Submitted to: Catena
Publication Type: Peer Reviewed Journal
Publication Acceptance Date: 10/21/2016
Publication Date: 2/1/2017
Publication URL:
Citation: Xu, X., Zheng, F., Qin, C., Wu, H., Wilson, G.V. 2017. Impact of cornstalk buffer strip on hillslope soil erosion and its hydrodynamic understanding. Catena. 149(Part 1):417-425. doi:10.1016/j.catena.2016.10.016.

Interpretive Summary: Soil erosion remains a serious environmental problem in the loess plateau of China, although soil conservation measures can protect the surface soil. We studied a 1 meter wide cornstalk buffer strip to get a better understanding of the hydrodynamic mechanisms of this erosion control practice. Corn is one of most common crop grown on Loess Plateau but its stalks are often utilized as biofuel or animal feed, which can contribute to air pollution. This study provides a basic erosion control description of a cornstalk buffer strip. Results can be used to direct the arrangement of this soil conservation measure, especially for the farmers on the Loess Plateau. They can choose to leave the whole plant cornstalk on the cropland to help control the hillslope erosion.

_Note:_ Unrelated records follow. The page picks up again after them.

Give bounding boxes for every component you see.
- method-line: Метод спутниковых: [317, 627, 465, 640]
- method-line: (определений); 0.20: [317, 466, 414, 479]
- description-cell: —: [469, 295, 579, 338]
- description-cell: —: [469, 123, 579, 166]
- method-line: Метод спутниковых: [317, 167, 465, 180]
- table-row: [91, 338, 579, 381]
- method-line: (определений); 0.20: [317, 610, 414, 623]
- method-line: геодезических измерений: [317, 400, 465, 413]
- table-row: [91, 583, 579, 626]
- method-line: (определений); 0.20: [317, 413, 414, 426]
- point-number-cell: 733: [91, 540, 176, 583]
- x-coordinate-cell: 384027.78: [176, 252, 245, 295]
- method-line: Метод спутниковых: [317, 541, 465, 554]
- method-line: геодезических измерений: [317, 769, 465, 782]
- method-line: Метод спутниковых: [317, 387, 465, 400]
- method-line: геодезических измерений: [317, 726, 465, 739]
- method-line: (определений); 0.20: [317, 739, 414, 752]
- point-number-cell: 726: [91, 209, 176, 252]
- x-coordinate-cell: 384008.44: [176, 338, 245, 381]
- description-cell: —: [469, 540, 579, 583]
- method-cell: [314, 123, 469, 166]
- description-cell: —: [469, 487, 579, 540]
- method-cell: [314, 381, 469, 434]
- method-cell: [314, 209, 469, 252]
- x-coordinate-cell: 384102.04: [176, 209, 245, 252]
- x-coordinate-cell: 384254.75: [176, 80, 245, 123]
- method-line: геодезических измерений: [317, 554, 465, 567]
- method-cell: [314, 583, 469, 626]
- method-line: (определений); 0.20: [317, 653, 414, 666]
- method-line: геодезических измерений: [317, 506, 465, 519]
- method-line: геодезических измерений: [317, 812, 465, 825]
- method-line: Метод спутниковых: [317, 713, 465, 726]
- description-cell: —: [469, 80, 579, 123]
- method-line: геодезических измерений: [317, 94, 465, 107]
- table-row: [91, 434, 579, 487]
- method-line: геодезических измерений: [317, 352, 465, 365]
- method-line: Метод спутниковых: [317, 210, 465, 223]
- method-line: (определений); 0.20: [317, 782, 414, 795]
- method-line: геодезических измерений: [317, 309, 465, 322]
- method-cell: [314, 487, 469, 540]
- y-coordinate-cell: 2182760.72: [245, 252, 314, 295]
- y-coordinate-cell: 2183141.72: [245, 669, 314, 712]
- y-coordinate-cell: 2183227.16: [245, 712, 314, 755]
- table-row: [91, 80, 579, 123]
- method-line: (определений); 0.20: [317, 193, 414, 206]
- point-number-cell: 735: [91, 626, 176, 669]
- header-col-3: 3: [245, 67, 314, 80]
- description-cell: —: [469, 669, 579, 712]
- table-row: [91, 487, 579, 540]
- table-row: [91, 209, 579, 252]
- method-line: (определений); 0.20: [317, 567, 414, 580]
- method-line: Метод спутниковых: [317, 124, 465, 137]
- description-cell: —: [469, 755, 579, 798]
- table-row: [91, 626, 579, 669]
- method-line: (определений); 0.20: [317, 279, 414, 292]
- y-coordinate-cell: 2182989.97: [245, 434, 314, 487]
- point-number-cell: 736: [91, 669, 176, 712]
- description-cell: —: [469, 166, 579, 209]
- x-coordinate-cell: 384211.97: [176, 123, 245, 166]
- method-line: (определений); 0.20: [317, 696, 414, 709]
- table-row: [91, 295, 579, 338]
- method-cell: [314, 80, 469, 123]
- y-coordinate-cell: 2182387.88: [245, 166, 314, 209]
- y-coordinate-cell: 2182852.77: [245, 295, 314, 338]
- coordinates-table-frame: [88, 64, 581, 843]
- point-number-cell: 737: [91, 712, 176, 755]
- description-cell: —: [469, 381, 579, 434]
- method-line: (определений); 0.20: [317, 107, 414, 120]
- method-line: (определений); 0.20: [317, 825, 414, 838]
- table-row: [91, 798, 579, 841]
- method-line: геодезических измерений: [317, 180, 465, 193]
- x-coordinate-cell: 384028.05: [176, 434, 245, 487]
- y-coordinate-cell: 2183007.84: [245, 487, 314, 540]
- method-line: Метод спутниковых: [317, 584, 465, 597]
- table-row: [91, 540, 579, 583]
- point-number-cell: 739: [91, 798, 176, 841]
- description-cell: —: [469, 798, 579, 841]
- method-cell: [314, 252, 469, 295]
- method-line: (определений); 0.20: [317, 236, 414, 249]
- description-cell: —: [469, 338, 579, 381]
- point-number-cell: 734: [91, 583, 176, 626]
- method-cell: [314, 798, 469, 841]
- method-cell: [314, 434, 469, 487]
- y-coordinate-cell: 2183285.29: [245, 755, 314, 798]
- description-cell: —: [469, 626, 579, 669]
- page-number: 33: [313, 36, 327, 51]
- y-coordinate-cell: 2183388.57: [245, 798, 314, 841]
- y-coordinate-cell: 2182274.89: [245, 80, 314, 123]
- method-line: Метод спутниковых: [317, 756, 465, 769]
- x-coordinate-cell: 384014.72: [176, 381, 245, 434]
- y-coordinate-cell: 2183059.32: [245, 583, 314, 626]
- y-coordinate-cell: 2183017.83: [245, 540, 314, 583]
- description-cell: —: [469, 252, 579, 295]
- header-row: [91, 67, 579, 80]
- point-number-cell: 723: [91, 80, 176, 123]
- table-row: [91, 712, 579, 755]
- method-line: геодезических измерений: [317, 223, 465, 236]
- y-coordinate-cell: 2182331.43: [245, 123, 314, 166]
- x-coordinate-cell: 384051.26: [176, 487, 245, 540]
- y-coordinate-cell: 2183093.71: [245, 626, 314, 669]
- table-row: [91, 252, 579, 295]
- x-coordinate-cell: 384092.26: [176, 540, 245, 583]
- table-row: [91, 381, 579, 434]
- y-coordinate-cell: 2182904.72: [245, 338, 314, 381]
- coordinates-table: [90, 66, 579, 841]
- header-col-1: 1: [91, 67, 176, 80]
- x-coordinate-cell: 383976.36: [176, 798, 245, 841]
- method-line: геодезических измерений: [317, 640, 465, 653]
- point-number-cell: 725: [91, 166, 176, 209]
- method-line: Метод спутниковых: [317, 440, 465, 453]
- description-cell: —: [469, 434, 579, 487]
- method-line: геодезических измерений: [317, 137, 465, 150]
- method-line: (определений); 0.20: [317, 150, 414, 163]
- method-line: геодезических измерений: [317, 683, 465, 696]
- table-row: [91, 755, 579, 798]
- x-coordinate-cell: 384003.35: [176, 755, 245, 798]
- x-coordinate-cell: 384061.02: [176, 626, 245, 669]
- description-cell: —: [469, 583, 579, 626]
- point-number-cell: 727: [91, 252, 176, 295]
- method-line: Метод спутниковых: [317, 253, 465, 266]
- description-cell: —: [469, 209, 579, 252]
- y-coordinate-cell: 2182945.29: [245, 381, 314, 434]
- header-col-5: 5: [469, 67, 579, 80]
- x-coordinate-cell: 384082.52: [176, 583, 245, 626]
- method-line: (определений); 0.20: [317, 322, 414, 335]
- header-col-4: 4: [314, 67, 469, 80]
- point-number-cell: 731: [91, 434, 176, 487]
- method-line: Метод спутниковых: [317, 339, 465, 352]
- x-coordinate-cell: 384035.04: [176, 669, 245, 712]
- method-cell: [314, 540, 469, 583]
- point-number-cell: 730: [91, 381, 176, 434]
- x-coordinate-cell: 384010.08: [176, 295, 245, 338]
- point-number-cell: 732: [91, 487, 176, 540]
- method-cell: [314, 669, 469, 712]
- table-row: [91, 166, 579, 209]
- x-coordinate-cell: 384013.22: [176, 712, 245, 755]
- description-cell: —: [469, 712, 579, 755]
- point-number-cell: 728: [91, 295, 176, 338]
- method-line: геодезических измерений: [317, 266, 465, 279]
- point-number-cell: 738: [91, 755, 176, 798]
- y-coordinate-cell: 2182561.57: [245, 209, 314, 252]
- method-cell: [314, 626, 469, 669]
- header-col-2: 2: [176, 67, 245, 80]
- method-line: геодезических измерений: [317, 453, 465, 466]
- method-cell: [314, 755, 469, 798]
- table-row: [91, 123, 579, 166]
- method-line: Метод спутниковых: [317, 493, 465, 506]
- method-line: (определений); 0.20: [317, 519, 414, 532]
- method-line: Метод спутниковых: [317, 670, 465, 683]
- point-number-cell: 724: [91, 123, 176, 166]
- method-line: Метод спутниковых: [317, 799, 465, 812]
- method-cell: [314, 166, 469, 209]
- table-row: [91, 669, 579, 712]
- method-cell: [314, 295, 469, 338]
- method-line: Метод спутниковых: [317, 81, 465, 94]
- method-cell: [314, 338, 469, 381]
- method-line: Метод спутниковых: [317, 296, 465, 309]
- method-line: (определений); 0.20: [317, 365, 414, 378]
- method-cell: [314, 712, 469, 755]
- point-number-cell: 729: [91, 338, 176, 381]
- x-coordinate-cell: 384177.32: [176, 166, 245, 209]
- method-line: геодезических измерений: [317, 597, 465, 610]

Technical Abstract: Soil erosion is still a serious concern on the Loess Plateau despite extensive soil conservation measures. Cornstalk buffer strip is not well utilized on the Loess Plateau, and there is little information on the hydrodynamic understanding of this soil erosion control practice. A simulated rainfall experiment was designed to investigate how cornstalk buffer strip affected soil erosion on the typical steep slope of the Loess Plateau. Large soil beds (10 m-long, 3 m-wide, and 0.5 m-deep) with slope gradient of 20° was subjected to three successive simulated rainfall events with intensities of 100 mm h-1 for each experimental run. Two treatments (with and without cornstalk buffer strip) were tested in the following four runs to evaluate the timing effects of the buffer application: 1) without cornstalk buffer strip, 2) with cornstalk buffer strip in the third rain event, 3) with cornstalk buffer strip in the second rain event, 4) with continuous cornstalk buffer strip in all three successive rainfall events. In treatments with buffer, a 1 m-width cornstalk buffer strip was applied at the rill head before the prescribed rain. The results showed that, compared with the run without cornstalk buffer strip, the run with continuous cornstalk buffer strip in three successive rainfall events reduced soil loss by 29.1% while the other two runs with cornstalk buffer strips in a single event only reduced soil loss by 2.0% ~ 9.1%, and early buffer run had a larger reduction in soil erosion than late buffer run. The runoff-sediment relationship coefficients revealed a decrease in soil erosion by the buffer and an increase in the runoff threshold required to initiate soil loss. Moreover, the buffer strip increased sheet flow velocity in interrill areas, while it decreased concentrated flow velocity in rills. This promoted a shift of rill flow to subcritical laminar flow which reduced soil loss. Compared with non-buffer events, the critical shear stress increased from1.207 to 5.916 Pa, the critical unit stream power increased from 0.0291 to 0.0346 m s-1, and the critical unit energy of cross section increased from 0.161 to 0.222 cm, respectively, in events with buffer.